Waarom wij kiezen voor (o.a.) de Amerikaanse tulpenboom

Nieuwe houtsoort

Eén manier waarop we de introductie van nieuwe soorten op de houtmarkt stimuleren is door her en der in kleine groepen de Amerikaanse tulpenboom (liriodendron tulipifera) aan te planten. Deze soort is in Nederland niet nieuw, maar wordt tot zover alleen als straat- en parkboom aangeplant. 

In Noord-Amerika is tulpenboom de belangrijkste loofboom in de bosbouw: het hout is zacht, bewerkbaar en stabiel, het groeit snel en wordt gebruikt voor dezelfde doelen als grenen: pallets, kratten, multiplex en frames van meubels en wanden. De Amerikanen noemen hem de tulip tree of de yellow poplar.

Bewezen succes

Er is ook een historische reden waarom we voor deze soort kiezen. Circa 1960 heeft onze (groot)vader Hendrik Blijdenstein in een uithoek van het landgoed een aantal 'nieuwe' boomsoorten op kleine schaal aangeplant, waaronder een cluster tulpenbomen, die aanzienlijk dikker zijn geworden dan gelijktijdig aangeplante lariks en abies grandis.

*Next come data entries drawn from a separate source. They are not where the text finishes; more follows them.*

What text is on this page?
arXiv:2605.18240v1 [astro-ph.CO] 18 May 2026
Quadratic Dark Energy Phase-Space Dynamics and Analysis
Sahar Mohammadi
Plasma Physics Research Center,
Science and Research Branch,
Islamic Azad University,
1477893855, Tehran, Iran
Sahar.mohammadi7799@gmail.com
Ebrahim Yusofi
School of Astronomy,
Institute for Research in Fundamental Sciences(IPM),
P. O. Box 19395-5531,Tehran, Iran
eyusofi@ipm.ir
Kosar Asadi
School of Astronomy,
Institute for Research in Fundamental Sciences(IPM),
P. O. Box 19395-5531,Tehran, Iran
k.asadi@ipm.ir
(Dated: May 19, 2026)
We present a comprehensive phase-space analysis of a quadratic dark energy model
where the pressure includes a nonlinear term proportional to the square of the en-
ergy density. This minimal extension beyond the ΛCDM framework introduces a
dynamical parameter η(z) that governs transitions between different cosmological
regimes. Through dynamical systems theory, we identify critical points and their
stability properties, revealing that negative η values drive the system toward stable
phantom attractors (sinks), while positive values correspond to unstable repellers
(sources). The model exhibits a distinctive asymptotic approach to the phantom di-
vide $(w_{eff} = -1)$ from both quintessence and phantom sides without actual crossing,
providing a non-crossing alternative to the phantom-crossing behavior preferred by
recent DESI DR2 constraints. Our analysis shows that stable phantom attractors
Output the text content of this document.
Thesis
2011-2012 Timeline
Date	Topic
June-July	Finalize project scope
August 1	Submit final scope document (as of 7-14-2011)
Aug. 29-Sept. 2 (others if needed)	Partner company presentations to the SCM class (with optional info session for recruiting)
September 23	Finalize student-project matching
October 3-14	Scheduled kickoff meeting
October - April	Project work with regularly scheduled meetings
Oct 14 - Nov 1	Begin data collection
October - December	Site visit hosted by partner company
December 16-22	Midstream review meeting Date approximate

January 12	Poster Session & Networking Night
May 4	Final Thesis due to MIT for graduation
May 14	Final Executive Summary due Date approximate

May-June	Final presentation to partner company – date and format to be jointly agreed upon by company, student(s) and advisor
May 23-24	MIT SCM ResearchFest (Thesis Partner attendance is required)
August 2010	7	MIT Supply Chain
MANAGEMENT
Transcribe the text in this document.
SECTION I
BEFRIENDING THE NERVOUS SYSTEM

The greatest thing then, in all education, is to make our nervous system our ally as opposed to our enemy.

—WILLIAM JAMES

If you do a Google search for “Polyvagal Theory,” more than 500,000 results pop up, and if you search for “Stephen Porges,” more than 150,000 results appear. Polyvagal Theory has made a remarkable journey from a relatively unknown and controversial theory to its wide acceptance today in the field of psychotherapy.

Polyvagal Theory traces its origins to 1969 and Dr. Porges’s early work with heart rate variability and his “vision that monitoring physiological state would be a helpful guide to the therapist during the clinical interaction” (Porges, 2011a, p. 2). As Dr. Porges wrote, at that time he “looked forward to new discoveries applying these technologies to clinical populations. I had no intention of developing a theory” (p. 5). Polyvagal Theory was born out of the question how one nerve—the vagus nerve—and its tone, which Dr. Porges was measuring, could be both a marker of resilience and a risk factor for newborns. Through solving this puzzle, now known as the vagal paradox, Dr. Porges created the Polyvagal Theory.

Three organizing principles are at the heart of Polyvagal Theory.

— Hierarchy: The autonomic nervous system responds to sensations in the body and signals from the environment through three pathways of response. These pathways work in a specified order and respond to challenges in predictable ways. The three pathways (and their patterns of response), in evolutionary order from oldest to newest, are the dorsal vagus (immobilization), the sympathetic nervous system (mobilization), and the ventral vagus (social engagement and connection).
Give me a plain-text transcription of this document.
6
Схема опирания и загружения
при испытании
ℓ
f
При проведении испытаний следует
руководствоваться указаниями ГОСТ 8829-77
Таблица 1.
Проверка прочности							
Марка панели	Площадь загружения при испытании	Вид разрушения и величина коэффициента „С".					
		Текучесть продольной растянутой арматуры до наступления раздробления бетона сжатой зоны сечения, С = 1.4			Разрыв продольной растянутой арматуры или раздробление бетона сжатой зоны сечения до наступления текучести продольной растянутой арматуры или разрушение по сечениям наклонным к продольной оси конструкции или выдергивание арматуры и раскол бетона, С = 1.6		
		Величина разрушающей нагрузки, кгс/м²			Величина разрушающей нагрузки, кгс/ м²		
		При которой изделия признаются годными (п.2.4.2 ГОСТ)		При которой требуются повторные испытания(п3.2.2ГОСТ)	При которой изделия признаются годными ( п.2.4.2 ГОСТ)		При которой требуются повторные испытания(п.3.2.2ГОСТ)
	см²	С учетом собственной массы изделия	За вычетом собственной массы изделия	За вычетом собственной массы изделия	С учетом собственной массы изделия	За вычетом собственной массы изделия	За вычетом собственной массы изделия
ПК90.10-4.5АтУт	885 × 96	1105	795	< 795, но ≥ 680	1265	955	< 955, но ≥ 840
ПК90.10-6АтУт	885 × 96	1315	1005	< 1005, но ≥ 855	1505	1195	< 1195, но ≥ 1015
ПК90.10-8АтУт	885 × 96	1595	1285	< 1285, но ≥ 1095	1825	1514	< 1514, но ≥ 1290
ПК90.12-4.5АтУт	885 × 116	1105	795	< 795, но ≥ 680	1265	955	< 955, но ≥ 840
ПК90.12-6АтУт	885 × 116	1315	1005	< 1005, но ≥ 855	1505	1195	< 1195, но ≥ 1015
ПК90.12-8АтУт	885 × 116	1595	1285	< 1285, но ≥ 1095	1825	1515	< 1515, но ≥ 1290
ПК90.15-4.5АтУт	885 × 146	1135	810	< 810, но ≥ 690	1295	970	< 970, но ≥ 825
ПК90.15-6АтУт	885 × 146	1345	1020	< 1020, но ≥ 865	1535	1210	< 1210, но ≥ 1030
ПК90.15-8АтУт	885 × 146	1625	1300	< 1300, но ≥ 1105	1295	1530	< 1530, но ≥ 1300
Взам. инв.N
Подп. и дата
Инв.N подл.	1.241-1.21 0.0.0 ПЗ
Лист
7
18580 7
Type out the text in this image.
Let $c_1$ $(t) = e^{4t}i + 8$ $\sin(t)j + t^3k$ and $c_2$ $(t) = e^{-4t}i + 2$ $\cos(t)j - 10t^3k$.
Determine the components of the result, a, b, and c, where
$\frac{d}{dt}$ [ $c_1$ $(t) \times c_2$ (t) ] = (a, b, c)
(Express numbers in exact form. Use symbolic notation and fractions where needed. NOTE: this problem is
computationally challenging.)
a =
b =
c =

Twee van deze exemplaren staan er nog. Na een oogst in 2011 zijn er in de directe omgeving verschillende zaailingen uitgekomen, waardoor er nu een bosje van tulpenbomen is ontstaan. De zaailingen groeien sneller dan alle andere soorten, inclusief de Amerikaanse vogelkers die soms andere soorten kan overwoekeren.

Klimaatkandidaat

De tulpenboom is, zeker bij een opwarmend klimaat, een goede kandidaat voor houtproductie, mede omdat hij in hoge mate resistent is tegen insecten en schimmels. Hij heeft bovendien als voordeel dat het strooisel de bodem verrijkt. Onder de twee volwassen tulpenbomen groeien soorten zoals hop en kleefkruid, die onder de naburige naaldbomen ontbreken.

Meerdere cycli

Ook waardevol is dat uit de stomp van de omgezaagde tulpenboom nieuwe scheuten uitgroeien. Dit komt ook bij beuk en eik voor, maar meestal sterven die scheuten alsnog. Bij de tulpenboom groeien de scheuten uit tot compleet nieuwe  bomen. Doordat ze een stevig wortelstelsel erven, groeien deze bomen de jaren razendsnel.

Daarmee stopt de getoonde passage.